Technological Advancement of Metal Containers
The evolution of container shipping has transformed the world in many different ways. It reduced the cost of shipping, loading, and unloading of cargo, and the risk of theft. As a result of this, the cost of cargo insurance was also decreased. A large number of goods could be lodged on each vessel every single time which accounted for economies of scale. Trade came within the reach of the people as the transfer of cargo from one location to another became easier.
Maritime shipping containers are considered to be one of the most important inventions of the 20th century. The intermodal transportation standards for containers are set by the ISO. There are a wide variety of shipping units in the market currently, ranging from dry van to pallet-wide, open-top, flat rack, platform, reefer, tanker, and many more. They are also available in dimensions like 20ft, 40ft, and in high cube variants.

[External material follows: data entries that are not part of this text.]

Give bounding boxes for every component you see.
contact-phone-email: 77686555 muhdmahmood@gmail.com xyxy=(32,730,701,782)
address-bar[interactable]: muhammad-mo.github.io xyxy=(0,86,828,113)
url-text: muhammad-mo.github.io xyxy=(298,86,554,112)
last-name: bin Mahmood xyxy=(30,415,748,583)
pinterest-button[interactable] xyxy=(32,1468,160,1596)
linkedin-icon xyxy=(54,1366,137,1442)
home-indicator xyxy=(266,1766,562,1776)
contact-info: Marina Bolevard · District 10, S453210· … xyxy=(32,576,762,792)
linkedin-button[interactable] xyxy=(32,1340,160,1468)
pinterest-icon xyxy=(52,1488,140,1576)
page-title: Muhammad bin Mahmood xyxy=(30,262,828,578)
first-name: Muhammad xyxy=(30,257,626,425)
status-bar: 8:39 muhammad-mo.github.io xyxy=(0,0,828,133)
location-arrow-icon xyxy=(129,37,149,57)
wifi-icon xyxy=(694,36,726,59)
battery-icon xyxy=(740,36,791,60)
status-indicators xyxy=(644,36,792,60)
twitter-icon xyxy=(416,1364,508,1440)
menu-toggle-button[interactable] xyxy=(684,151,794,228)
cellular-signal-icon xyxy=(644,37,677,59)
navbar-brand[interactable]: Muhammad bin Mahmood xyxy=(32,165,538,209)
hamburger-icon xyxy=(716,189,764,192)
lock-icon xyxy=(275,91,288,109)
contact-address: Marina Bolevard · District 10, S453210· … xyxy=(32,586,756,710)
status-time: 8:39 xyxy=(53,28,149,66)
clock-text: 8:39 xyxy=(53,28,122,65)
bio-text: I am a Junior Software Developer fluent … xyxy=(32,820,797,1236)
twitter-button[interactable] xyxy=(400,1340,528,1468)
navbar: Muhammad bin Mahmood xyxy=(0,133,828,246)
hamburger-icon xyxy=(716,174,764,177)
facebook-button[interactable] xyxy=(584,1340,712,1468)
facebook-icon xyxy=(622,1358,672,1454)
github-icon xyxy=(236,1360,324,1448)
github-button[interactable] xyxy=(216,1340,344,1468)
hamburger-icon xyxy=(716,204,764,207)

Technological advancements in the industry have also made the transportation of cargo much more convenient. The refrigerated technology of reefer containers allows shippers to keep their cargo at the ideal temperature which lets them ship perishable items with utmost ease. They can also monitor the temperature within containers while they are in transit. Many containers like smart containers also provide GPS tracking, by giving the location of freight and the ability to determine when the goods are expected to arrive at their destination.
Shipping Containers Today
Today, shipping boxes are manufactured from Cor-Ten steel, a type of steel that is resistant to elements and their effects. The lifespan of a cargo box is around 10-15 years. In terms of value, global maritime container trade is estimated to account for over 60% of all seaborne trade, which was prized around 14 trillion US dollars. Between 1980 and 2020, the weight tonnage of container ships has grown from about 11 million metric tons to around 275 million metric tons.
The basic invention of a simple cargo unit revolutionized the world we live in today. It has facilitated global manufacturing and international trade in a way that was never possible before. The shipping containers have also increased employment opportunities among various nations of the world and fueled the international economy.